The book also takes a sinister tone, where Pinocchio just seems to give up. He is trapped hanging from a tree, which is described pretty gruesomely. The beautiful blue fairy shown in the Disney movie becomes a spooky child and Jimney Cricket does look out for Pinocchio but seems to give up in the end!! It was not what I expected and was not an exciting read. I found it very dull at times and it’s quite easy to see why the Disney film is quite scary for little children, as the original was quite eerie to adapt from. Although the bildungsroman format does carry out throughout the novel, Pinocchio does learn and grow up and does end up becoming a real boy (even if I don’t think he deserved it). I think if I were to re-write the ending, Gepetto would live happily ever after and would never ever make another puppet.
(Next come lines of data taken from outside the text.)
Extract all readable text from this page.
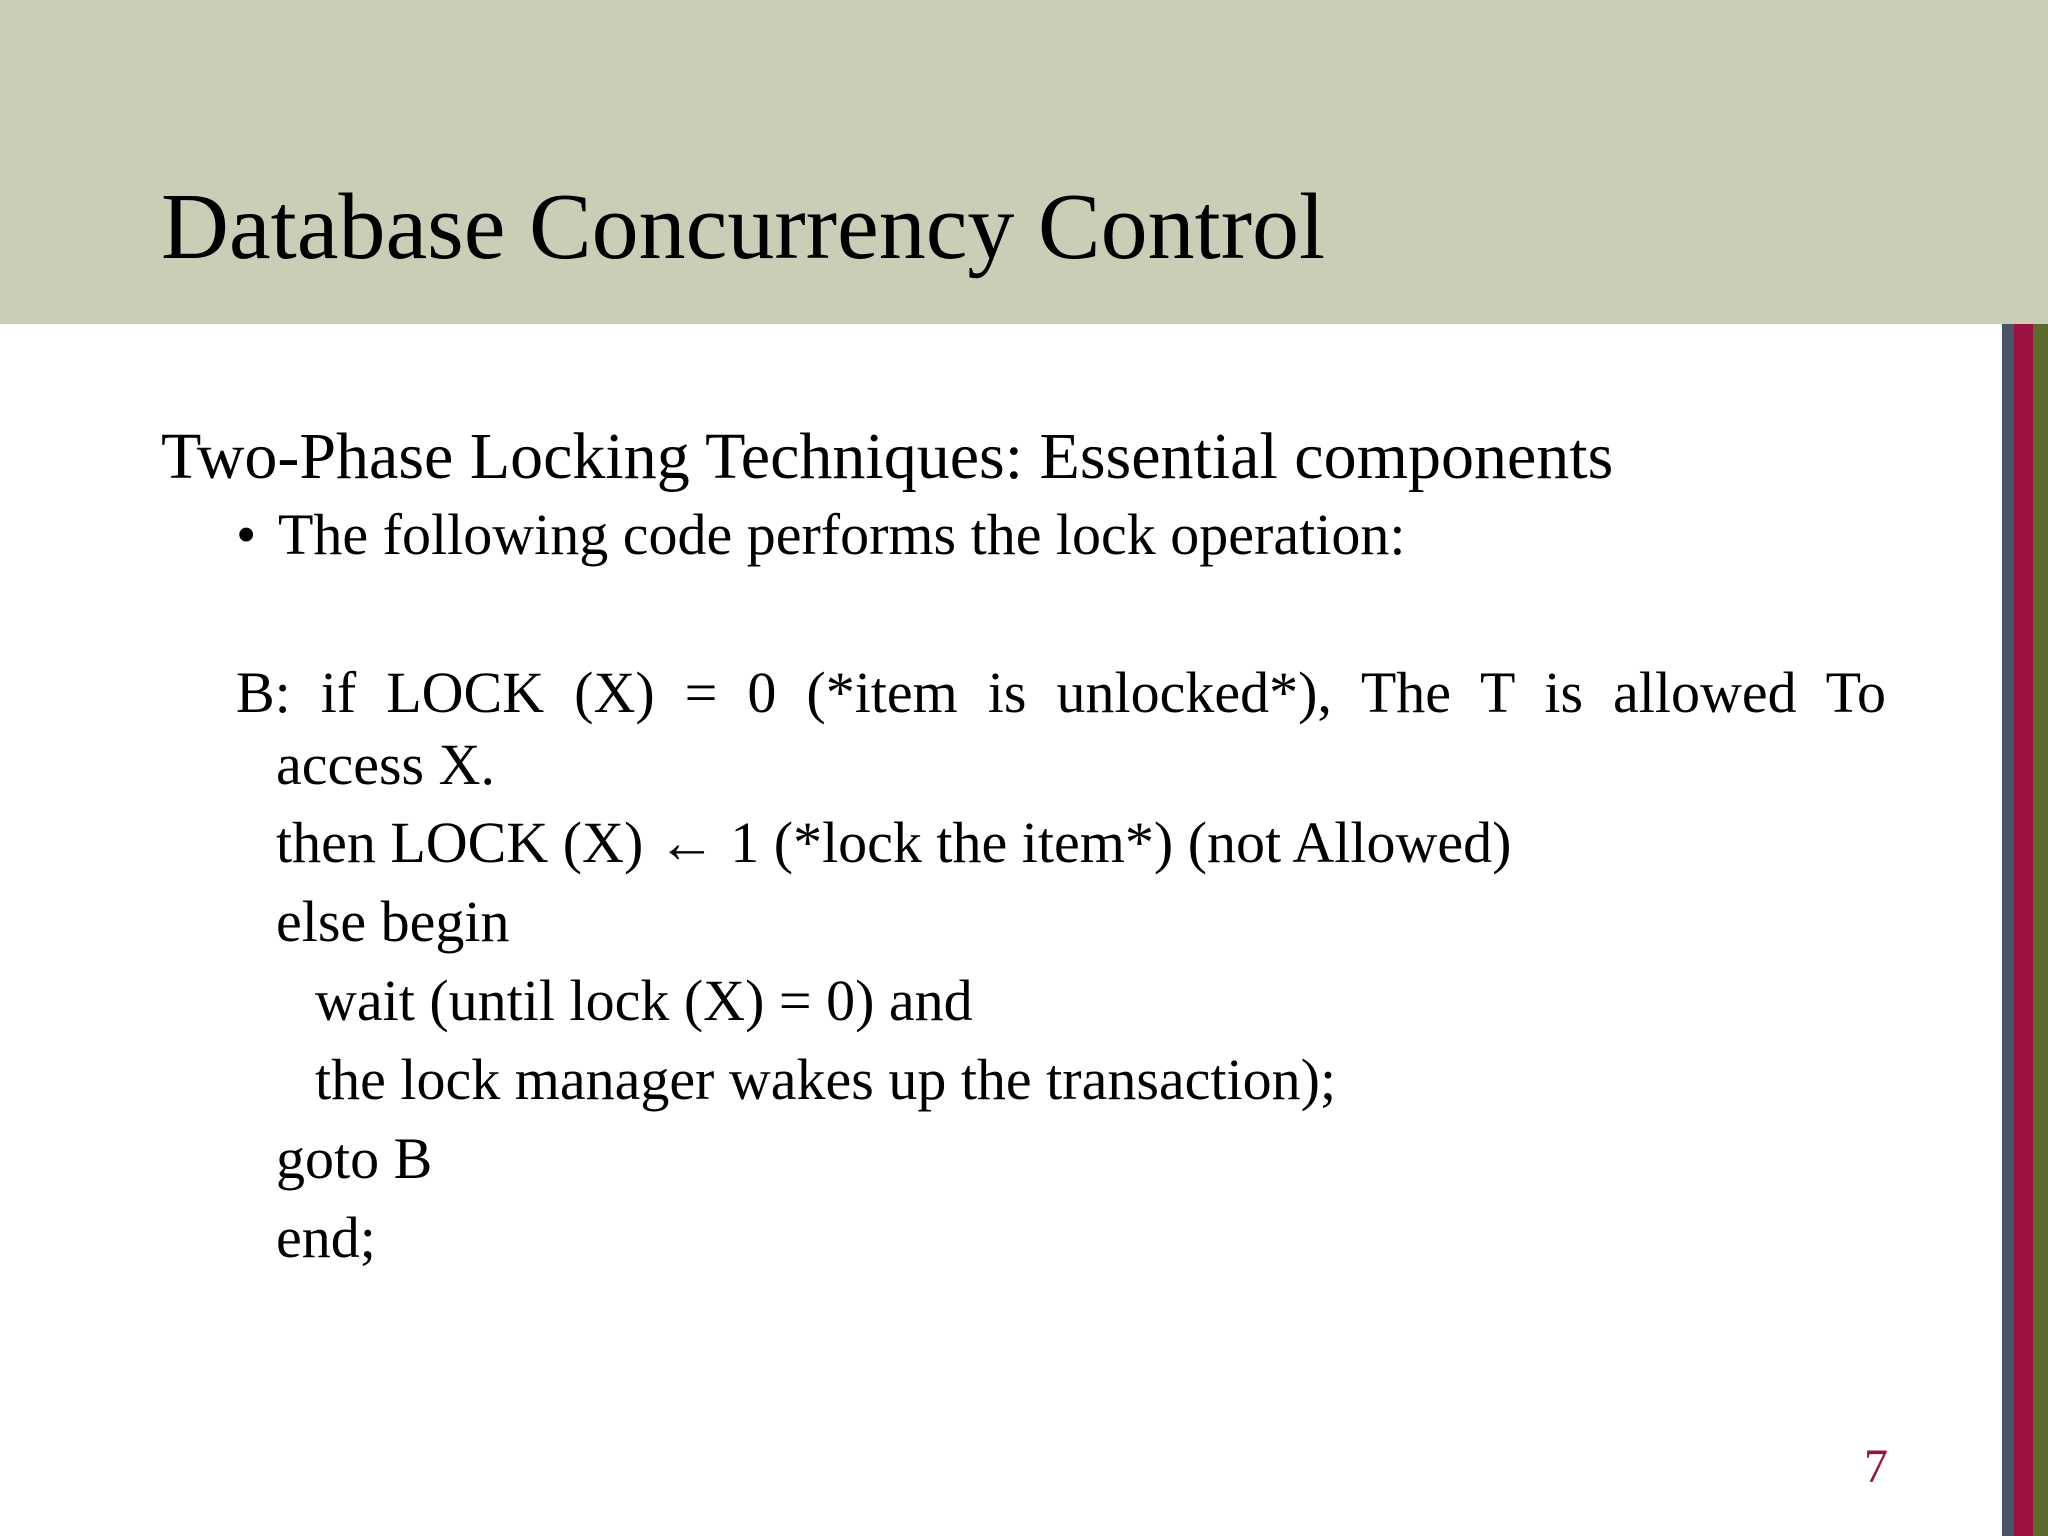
Database Concurrency Control
Two-Phase Locking Techniques: Essential components
• The following code performs the lock operation:
B: if LOCK (X) = 0 (*item is unlocked*), The T is allowed To
access X.
then LOCK (X) ← 1 (*lock the item*) (not Allowed)
else begin
wait (until lock (X) = 0) and
the lock manager wakes up the transaction);
goto B
end;
7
The fairytale genre is still evident within the book, but it leans more towards the classic Grimm’s stories than a simple ‘princess in a castle’. The story includes the stereotypical hero and other characters: talking animals and fairies along the way, but it does not necessarily suggest it is all ‘happy ending’. Although Pinocchio ends the story telling us he is a ‘well-behaved little boy’ and how ‘silly he was as a puppet’, as a member of the audience, I am still not convinced!!! Nevertheless, you should keep this book as a ‘must read’ because it is a classic children’s novel… but don’t expect to be too impressed!!!